Serious side effects included increased irregular heart rhythms and more deaths in the treated group of the placebo-controlled study (11.4% vs. 2.5%), which Janssen must note in the packaging of the drug. Andries doubts the drug harmed patients, however: Not only did the causes of death differ and have no connection to abnormal heart rhythms, but most occurred a year after people stopped receiving the compound. "It would be very weird and unusual that side effects would appear after 1 year of stopping bedaquiline treatment," Andries says.

TB researcher Barry Bloom of the Harvard School of Public Health in Boston says several logistical questions loom large. Given the WHO estimate that 81% of the people who have MDR TB do not know it, how will suppliers determine how much bedaquiline to procure? How should clinicians best combine it with existing TB drugs? Will bedaquiline interfere with drugs to treat HIV or other diseases? "You have to take this a step at a time," Bloom says.

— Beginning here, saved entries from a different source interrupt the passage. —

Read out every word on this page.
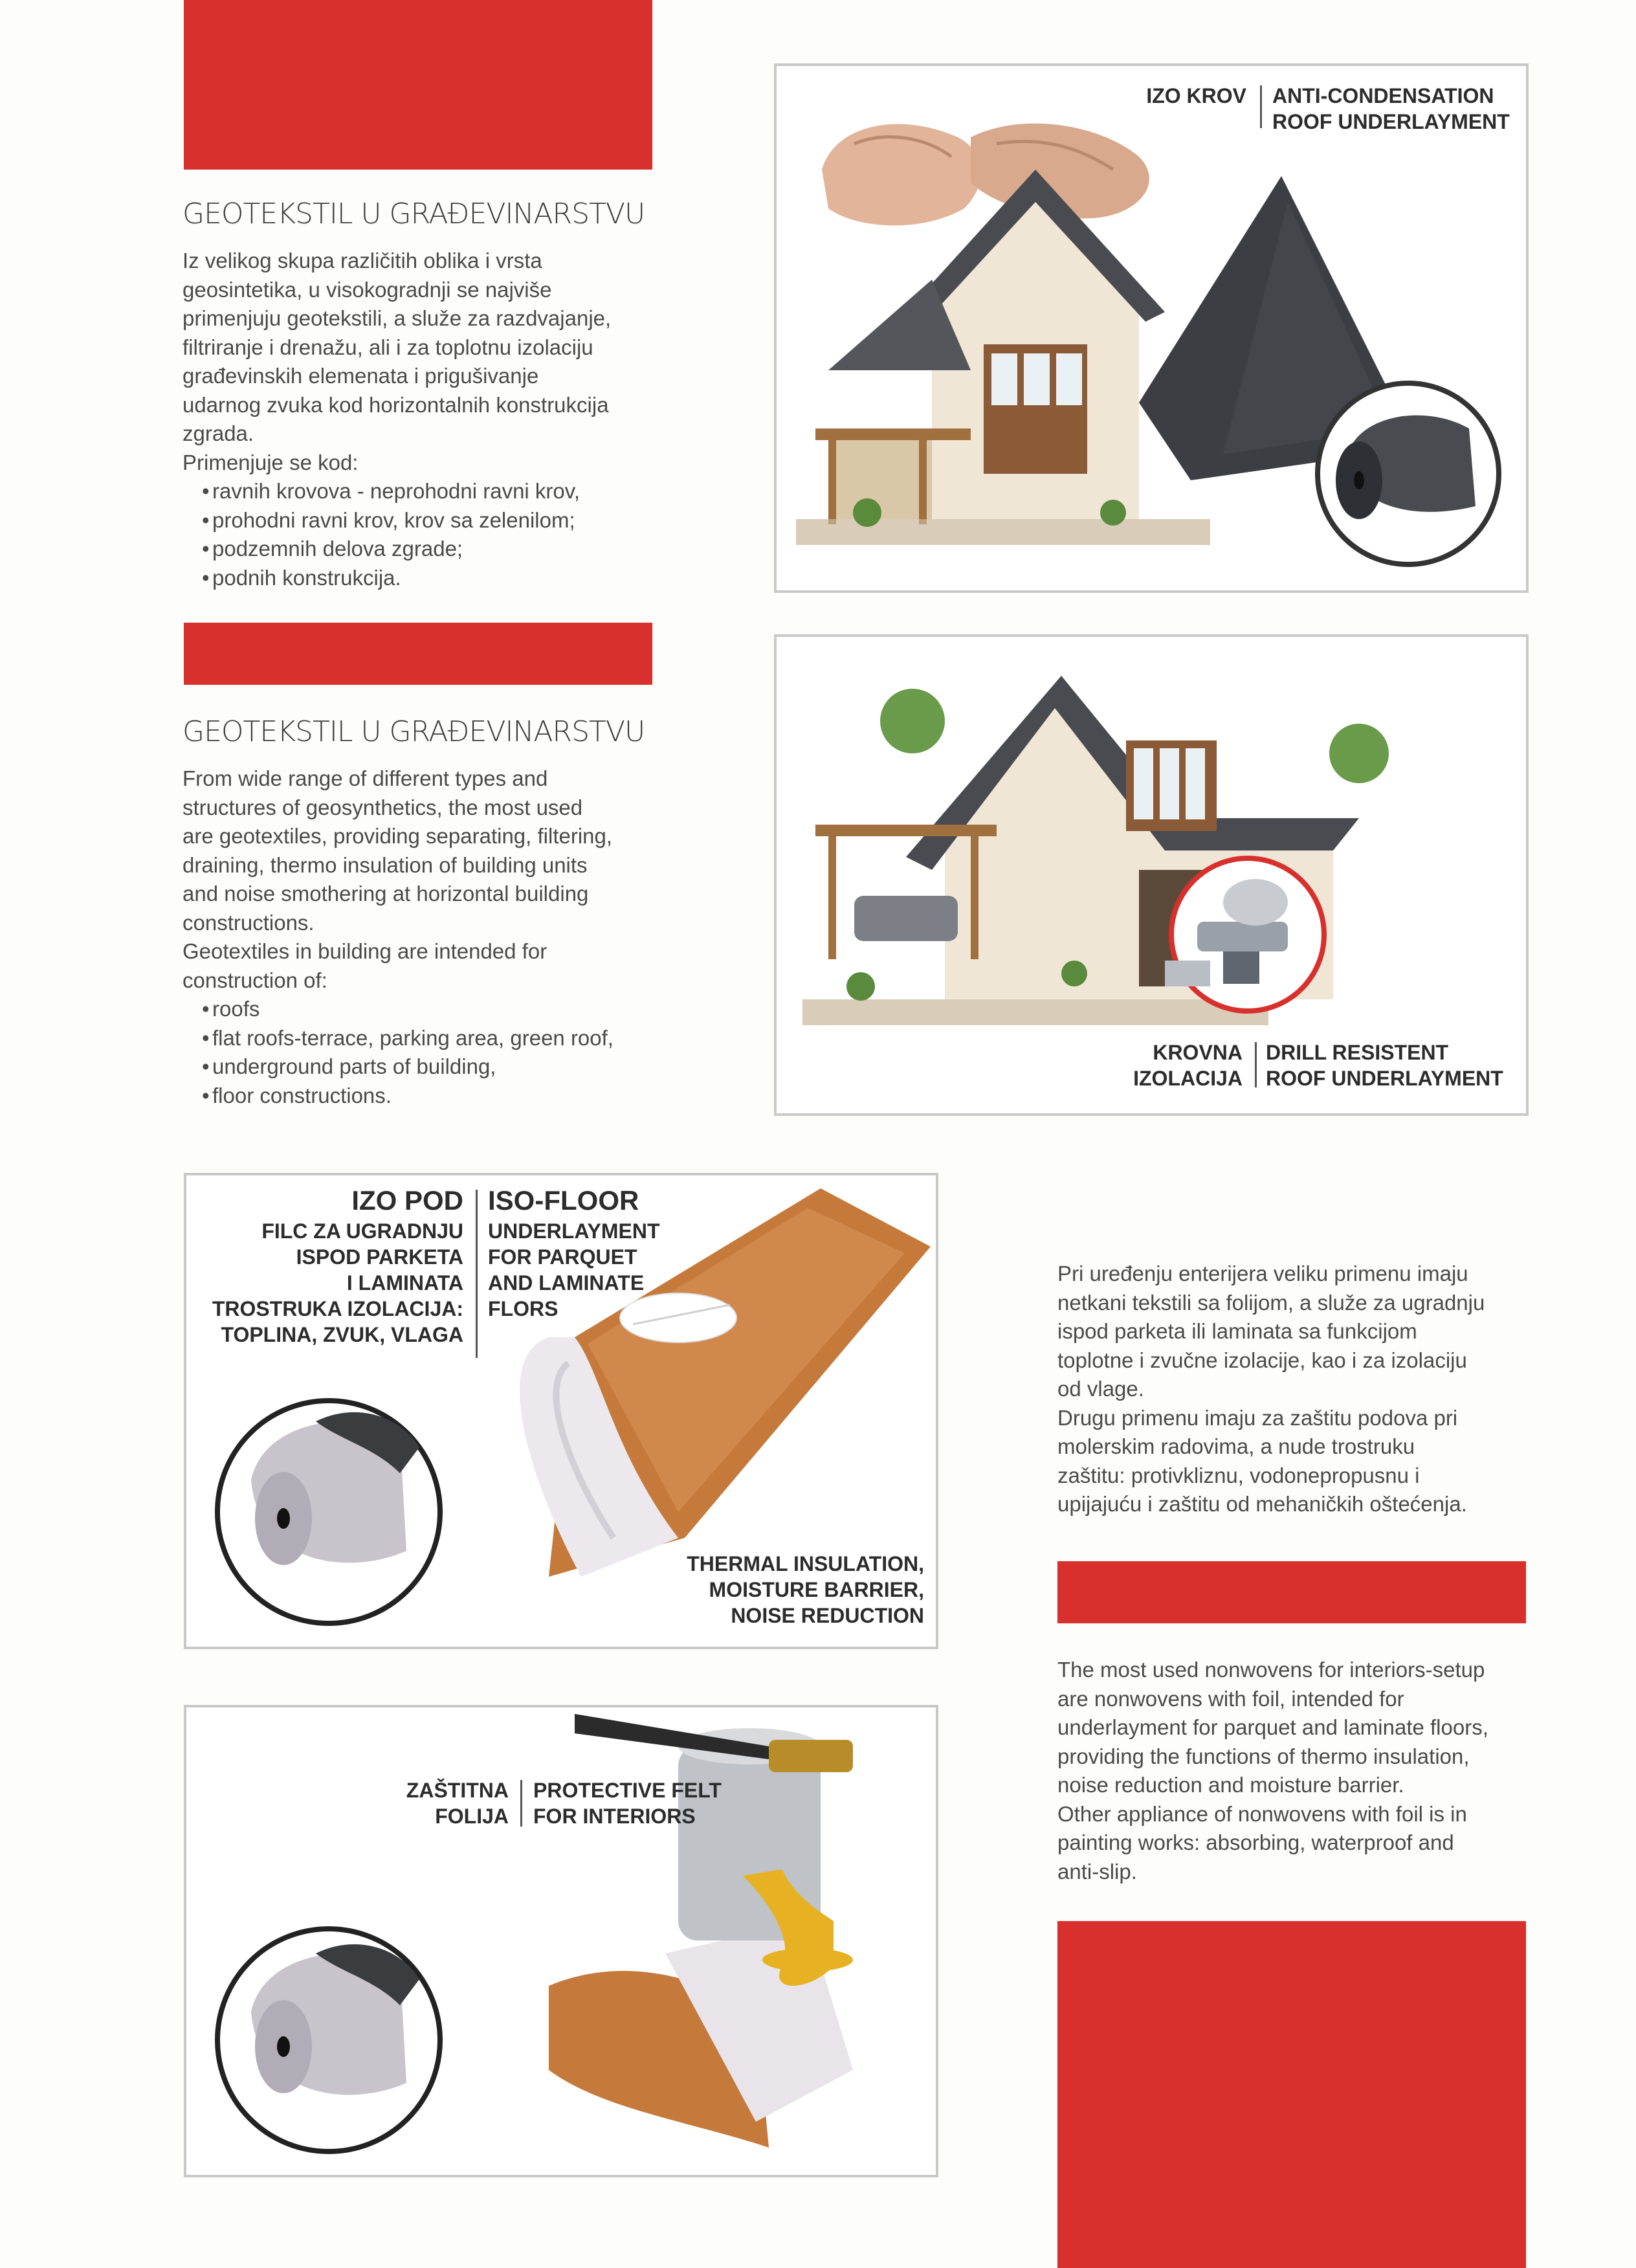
GEOTEKSTIL U GRAĐEVINARSTVU

Iz velikog skupa različitih oblika i vrsta

geosintetika, u visokogradnji se najviše

primenjuju geotekstili, a služe za razdvajanje,

filtriranje i drenažu, ali i za toplotnu izolaciju

građevinskih elemenata i prigušivanje

udarnog zvuka kod horizontalnih konstrukcija

zgrada.

Primenjuje se kod:

• ravnih krovova - neprohodni ravni krov,
• prohodni ravni krov, krov sa zelenilom;
• podzemnih delova zgrade;
• podnih konstrukcija.
GEOTEKSTIL U GRAĐEVINARSTVU

From wide range of different types and

structures of geosynthetics, the most used

are geotextiles, providing separating, filtering,

draining, thermo insulation of building units

and noise smothering at horizontal building

constructions.

Geotextiles in building are intended for

construction of:

• roofs
• flat roofs-terrace, parking area, green roof,
• underground parts of building,
• floor constructions.
IZO KROV ANTI-CONDENSATION
ROOF UNDERLAYMENT
KROVNA
IZOLACIJA
DRILL RESISTENT
ROOF UNDERLAYMENT
IZO POD ISO-FLOOR
FILC ZA UGRADNJU
ISPOD PARKETA
I LAMINATA
TROSTRUKA IZOLACIJA:
TOPLINA, ZVUK, VLAGA
UNDERLAYMENT
FOR PARQUET
AND LAMINATE
FLORS
THERMAL INSULATION,
MOISTURE BARRIER,
NOISE REDUCTION
ZAŠTITNA
FOLIJA
PROTECTIVE FELT
FOR INTERIORS

Pri uređenju enterijera veliku primenu imaju

netkani tekstili sa folijom, a služe za ugradnju

ispod parketa ili laminata sa funkcijom

toplotne i zvučne izolacije, kao i za izolaciju

od vlage.

Drugu primenu imaju za zaštitu podova pri

molerskim radovima, a nude trostruku

zaštitu: protivkliznu, vodonepropusnu i

upijajuću i zaštitu od mehaničkih oštećenja.

The most used nonwovens for interiors-setup

are nonwovens with foil, intended for

underlayment for parquet and laminate floors,

providing the functions of thermo insulation,

noise reduction and moisture barrier.

Other appliance of nonwovens with foil is in

painting works: absorbing, waterproof and

anti-slip.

As for bedaquiline's future as a first-line treatment, J&J gave the Global Alliance for TB Drug Development (TB Alliance), a nonprofit based in New York City, a royalty-free license to develop and sell it worldwide for that use. Mel Spigelman, head of the TB Alliance, says tests in a highly predictive mouse model combined bedaquiline with two or three other new TB drugs in development and reduced the 6-month cure time to 6 weeks. "I think there's a huge potential," Spigelman says. They plan to launch human studies later this year.

Delighted as Spigelman is about bedaquiline's approval for MDR TB, he cautions that this is just a first step. "The only downside of getting the approval now is people walk away and say, 'Ah, it's a new drug, the problem is solved,' " he says. "It's not yet. This is the beginning."